Foto: Maryam Abu Khaled, Aysima Ergün in "Operation Mindfuck" am Maxim Gorki Theater Berlin © Ute Langkafel MAIFOTO
Text:Barbara Behrendt, am 29. Mai 2022
Alice kauert in der hinteren Ecke des verspiegelten Bühnenkastens und filmt sich mit ihrem Handy. Sie hält es so nah vors Gesicht, dass nur ihre braunen Augen aufgenommen und groß projiziert werden: „Wenn Sie dieses Video erhalten haben und es jetzt ansehen, dann wissen Sie, dass Sie beobachtet werden … und was ich Ihnen mitteilen werde, könnte Sie in Gefahr bringen und das tut mir leid. Es ist meine Schuld!“
Innerhalb dieser Rahmenhandlung erzählt Alice, was so schrecklich aus dem Ruder gelaufen ist. Alles beginnt mit ihrer Kommilitonin Maze, die plötzlich mit einer sündhaft teuren Handtasche auftaucht. Kein neuer Lover ist der Grund, sondern ihr Job in einer Troll-Fabrik. Jeden Tag denkt sie sich Fake-News aus, mit denen sich Millionen Clicks generieren lassen. Denn: Menschen glauben viel lieber an aufregende Verschwörungsmythen, als sich mit der profanen und doch hoch komplizierten Wirklichkeit auseinanderzusetzen, die nie schwarz-weiß ist.
Alice steigt mit in die Troll-Industrie ein und entpuppt sich als Naturtalent: „Finnland gibt es nicht. Die Japaner haben ,Finnland’ erfunden, damit sie das Meer leerfischen können und dann die Wale über die Transsibirische Eisenbahn nach Japan transportieren – getarnt als Nokia-Produkte.“ Vom Kommerz-Troll steigt sie in die Abteilung der Polit-Verschwörung auf. Ein Waldschrat, früher mal das Gesicht der Kinderschokolade, soll zum Bundeskanzler gepimpt werden. Der „Politikberater“ Max benutzt den tumben Herrn Kinder-Kind dabei wie eine Anziehpuppe: setzt ihm eine Boris-Johnson-Perücke auf, steckt ihn in einen hässlichen Anzug und befreit ihn von seinem Dialekt. Um ihn dann an eine Partei zu verkaufen. An welche? Das ist egal. „Haben Sie irgendwelche Vorlieben?“, fragt Max. Nein, antwortet Kinderkind, er sei ja kein politischer Mensch. „Und das ist Ihre größte Qualität.
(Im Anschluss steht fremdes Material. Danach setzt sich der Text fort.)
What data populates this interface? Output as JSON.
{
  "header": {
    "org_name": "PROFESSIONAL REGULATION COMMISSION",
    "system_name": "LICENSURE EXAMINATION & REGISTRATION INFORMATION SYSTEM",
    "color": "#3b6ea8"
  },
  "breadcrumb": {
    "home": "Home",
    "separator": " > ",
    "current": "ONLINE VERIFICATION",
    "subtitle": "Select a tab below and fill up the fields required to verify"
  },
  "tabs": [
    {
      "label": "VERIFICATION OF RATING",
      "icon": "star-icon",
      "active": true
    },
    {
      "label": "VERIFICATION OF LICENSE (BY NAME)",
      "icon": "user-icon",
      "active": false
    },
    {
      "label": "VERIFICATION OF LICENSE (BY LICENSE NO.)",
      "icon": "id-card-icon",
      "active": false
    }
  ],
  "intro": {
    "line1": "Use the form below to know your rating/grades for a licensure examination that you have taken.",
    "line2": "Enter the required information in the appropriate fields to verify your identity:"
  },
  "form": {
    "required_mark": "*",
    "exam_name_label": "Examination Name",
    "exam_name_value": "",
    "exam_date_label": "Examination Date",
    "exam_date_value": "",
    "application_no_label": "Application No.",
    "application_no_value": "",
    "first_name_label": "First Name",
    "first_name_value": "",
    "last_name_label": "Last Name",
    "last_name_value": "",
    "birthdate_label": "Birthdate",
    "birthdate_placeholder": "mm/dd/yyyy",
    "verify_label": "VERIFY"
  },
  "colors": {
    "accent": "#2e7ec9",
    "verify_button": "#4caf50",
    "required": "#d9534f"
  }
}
Behalten Sie es bei.“
Gut gespielte Oberflächlichkeit
Alice macht den Pseudo-Politiker mit Fake-Videos, in dem Kinder-Kind betroffen durchs überflutete Land stapft, zum Social-Media-Star und versteht zu spät, wie sie damit die Demokratie aushöhlt. Ja, so verlogen ist die Politik und so dumm sind die Menschen! Das legt der Abend mit seinem extrem simplen Plot tatsächlich nahe. Wenn Yael Ronen Stücke schreibt, sind das im besten Fall dialektische, alle Motive und Figuren hinterfragende Dialog-Achterbahnen. In Zusammenarbeit mit Dimitrij Schaad ist nun ein didaktisches Drama entstanden, das die Geschichte der Verschwörungstheorie in Wikipedia-Format abhandelt, beginnend mit dem Illuminatus-Orden 1870. Und dessen Figuren flachste Papp-Kameraden bleiben, deren einzige Aufgabe darin besteht, den Plot voranzutreiben.
Ronen ist Regie-Profi genug, das Stück mit einem gut aufgelegten Ensemble als temporeiche Komödie aufzumotzen. Wie lebensgroße Marionetten reißen die Schauspieler*innen manchmal die Arme in die Höhe und bewegen nur die Lippen, während Aysima Ergün als Alice vom Bühnenrand die Geschichte erzählt. Und Till Wonka als sächselndes Kinderschokoladen-Kind kann bestens Komödie.
Nur: Was will uns dieser Abend eigentlich sagen? Dass die Politik genauso fake und verlogen ist, wie Rechtspopulisten und Verschwörungstheoretiker das schon immer geahnt haben? Dass Nachrichten per se Fake News sind? Ronen und Schaad sitzen eben jenem Weltbild auf, dass sie (das sei ihnen wohlwollend unterstellt) versuchen zu entlarven. Im besten Fall erfährt man, dass Verschwörungstheorien nicht zu fällig vom Himmel fallen, sondern oft zentral gesteuert werden. Das wusste das halbwegs informierte Publikum allerdings vorher schon. Ganz so doof sind sie ja vielleicht doch nicht alle, diese Menschen.